Die familieleden, het waren echt van die Engelsen. Heel luchtig. Het is vijf minuten lopen van het boothuis naar het monument. Dan worden ze emotioneel; zelfs de derde generatie. Wat je in Nederland nooit ziet; neefjes en nichtjes staan ook nog te huilen.
En dan hebben ze het daarna helemaal niet meer over de oorlog! Dat snap ik niet; dan loop je weg bij het monument en neem je een biertje. Dan is het net alsof je met ze in Engeland in de kroeg zit. Dan vraag ik wel eens:
“Hoe kan dat nou, jullie hebben het er helemaal niet meer over?”
Dat geldt voor al die families, hoor. Maar dan zeggen ze:
“Als wij over de oorlog gaan praten… Er is niemand bij ons in de buurt die niet iemand heeft verloren in de oorlog. Als we het daar over gaan hebben, is het elke verjaardag hetzelfde.”

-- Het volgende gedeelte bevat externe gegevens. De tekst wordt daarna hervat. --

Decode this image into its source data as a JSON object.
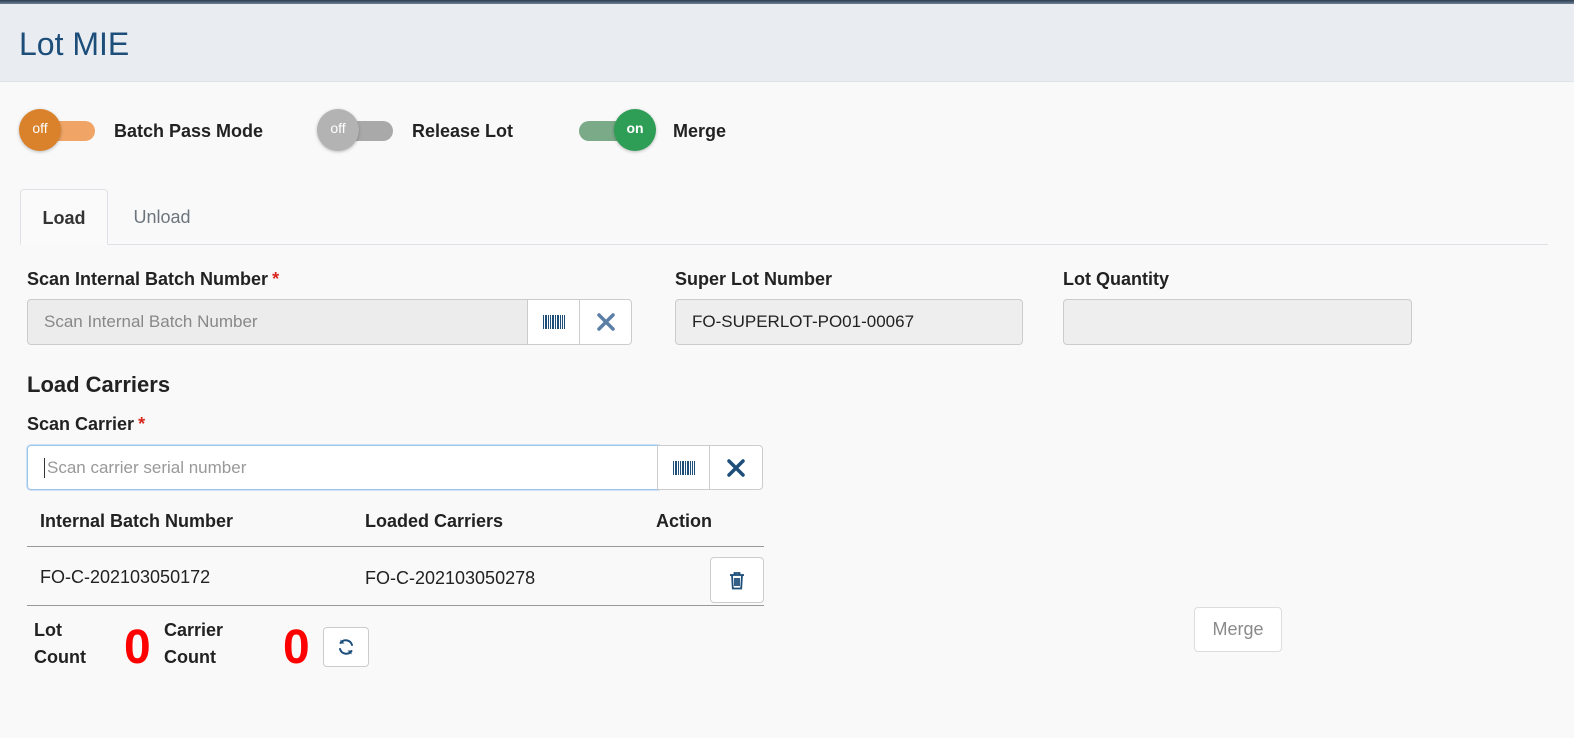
{
  "app": {
    "title": "Lot MIE"
  },
  "toggles": [
    {
      "label": "Batch Pass Mode",
      "state": "off",
      "color": "#d9822b"
    },
    {
      "label": "Release Lot",
      "state": "off",
      "color": "#aaaaaa"
    },
    {
      "label": "Merge",
      "state": "on",
      "color": "#2e9e57"
    }
  ],
  "tabs": [
    {
      "label": "Load",
      "active": true
    },
    {
      "label": "Unload",
      "active": false
    }
  ],
  "form": {
    "batch_number": {
      "label": "Scan Internal Batch Number",
      "required_mark": "*",
      "placeholder": "Scan Internal Batch Number",
      "value": ""
    },
    "super_lot": {
      "label": "Super Lot Number",
      "value": "FO-SUPERLOT-PO01-00067"
    },
    "lot_quantity": {
      "label": "Lot Quantity",
      "value": ""
    }
  },
  "load_carriers": {
    "title": "Load Carriers",
    "scan_carrier": {
      "label": "Scan Carrier",
      "required_mark": "*",
      "placeholder": "Scan carrier serial number",
      "value": ""
    }
  },
  "table": {
    "columns": [
      "Internal Batch Number",
      "Loaded Carriers",
      "Action"
    ],
    "rows": [
      {
        "batch": "FO-C-202103050172",
        "carrier": "FO-C-202103050278"
      }
    ]
  },
  "counts": {
    "lot_label_line1": "Lot",
    "lot_label_line2": "Count",
    "lot_value": "0",
    "carrier_label_line1": "Carrier",
    "carrier_label_line2": "Count",
    "carrier_value": "0"
  },
  "actions": {
    "merge_label": "Merge"
  },
  "colors": {
    "accent": "#1d4e7a",
    "count": "#ff0000",
    "required": "#d9261c"
  },
  "icons": [
    "barcode-icon",
    "clear-icon",
    "trash-icon",
    "refresh-icon"
  ]
}
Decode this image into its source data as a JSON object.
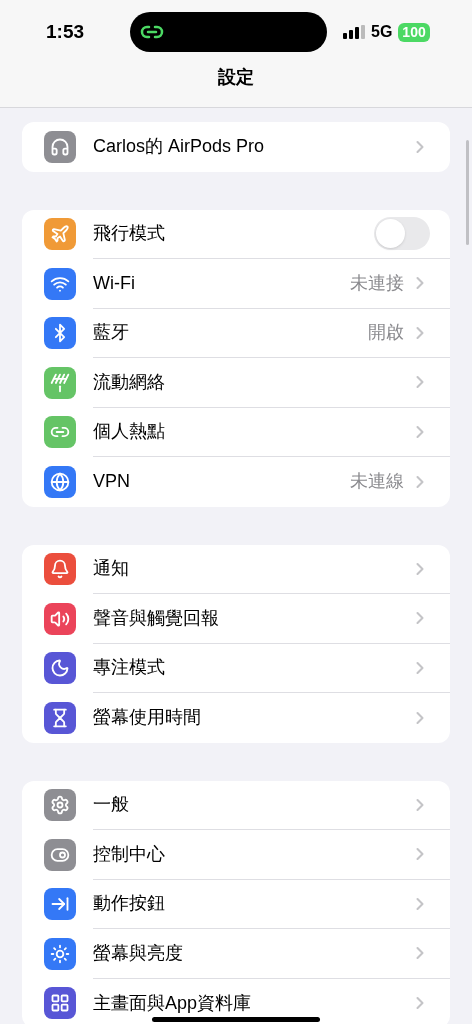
{
  "status_bar": {
    "time": "1:53",
    "network": "5G",
    "battery": "100"
  },
  "title": "設定",
  "groups": [
    {
      "rows": [
        {
          "label": "Carlos的 AirPods Pro",
          "kind": "link",
          "color": "#8e8e93"
        }
      ]
    },
    {
      "rows": [
        {
          "label": "飛行模式",
          "kind": "toggle",
          "on": false,
          "color": "#f09a37"
        },
        {
          "label": "Wi-Fi",
          "kind": "link",
          "value": "未連接",
          "color": "#3478f6"
        },
        {
          "label": "藍牙",
          "kind": "link",
          "value": "開啟",
          "color": "#3478f6"
        },
        {
          "label": "流動網絡",
          "kind": "link",
          "color": "#65c466"
        },
        {
          "label": "個人熱點",
          "kind": "link",
          "color": "#65c466"
        },
        {
          "label": "VPN",
          "kind": "link",
          "value": "未連線",
          "color": "#3478f6"
        }
      ]
    },
    {
      "rows": [
        {
          "label": "通知",
          "kind": "link",
          "color": "#eb4e3d"
        },
        {
          "label": "聲音與觸覺回報",
          "kind": "link",
          "color": "#eb445a"
        },
        {
          "label": "專注模式",
          "kind": "link",
          "color": "#5856d6"
        },
        {
          "label": "螢幕使用時間",
          "kind": "link",
          "color": "#5856d6"
        }
      ]
    },
    {
      "rows": [
        {
          "label": "一般",
          "kind": "link",
          "color": "#8e8e93"
        },
        {
          "label": "控制中心",
          "kind": "link",
          "color": "#8e8e93"
        },
        {
          "label": "動作按鈕",
          "kind": "link",
          "color": "#3478f6"
        },
        {
          "label": "螢幕與亮度",
          "kind": "link",
          "color": "#3478f6"
        },
        {
          "label": "主畫面與App資料庫",
          "kind": "link",
          "color": "#5856d6"
        }
      ]
    }
  ]
}
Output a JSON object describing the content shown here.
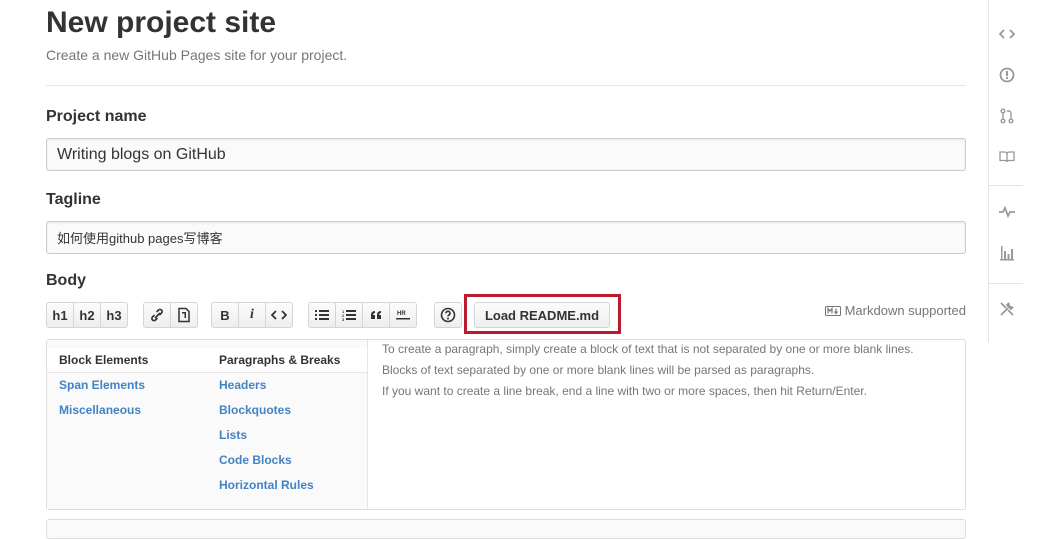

Ze duwen het gewoon weg, totdat ze weer in de buurt van het monument komen.
Een van de nabestaanden – hij is nu overleden – was zestien jaar toen zijn grote broer omkwam in de BK710. Dat is nu een paar jaar geleden. Hij was 87 of 88 toen hij overleed. Hij is hier een paar keer geweest. Hij kon echt met trots over zijn grote broer vertellen. Op een gegeven moment wist je wat zijn broer het lekkerste vond, waar hij naar de kroeg ging en dat hij graag aan auto’s sleutelde. Het was zijn grote broer. Daar kon hij zo over vertellen. Hij vertelde ook dat hij zelf moest en zou gaan vliegen. Maar hij was zestien; tegen de tijd [dat hij achttien was] was de oorlog afgelopen. Maar hij mocht wel op zijn zeventiende in dienst.
Hij werd ingedeeld als bewaker. Ze hadden hem naar de andere kant van Engeland gestuurd. Toen was zijn broer dus al omgekomen. Hij moest duikbootbemanningen bewaken, die gevangen genomen waren. Ze werden aan de andere kant van Engeland achter slot en grendel gezet. Hij zegt:
“Heel gek, maar binnen een paar weken was ik bevriend met een jongen uit een duikboot, hij was net zo oud als ik.”
Als je dat soort verhalen hoort, dat is heel vreemd als je hier bij het monument staat.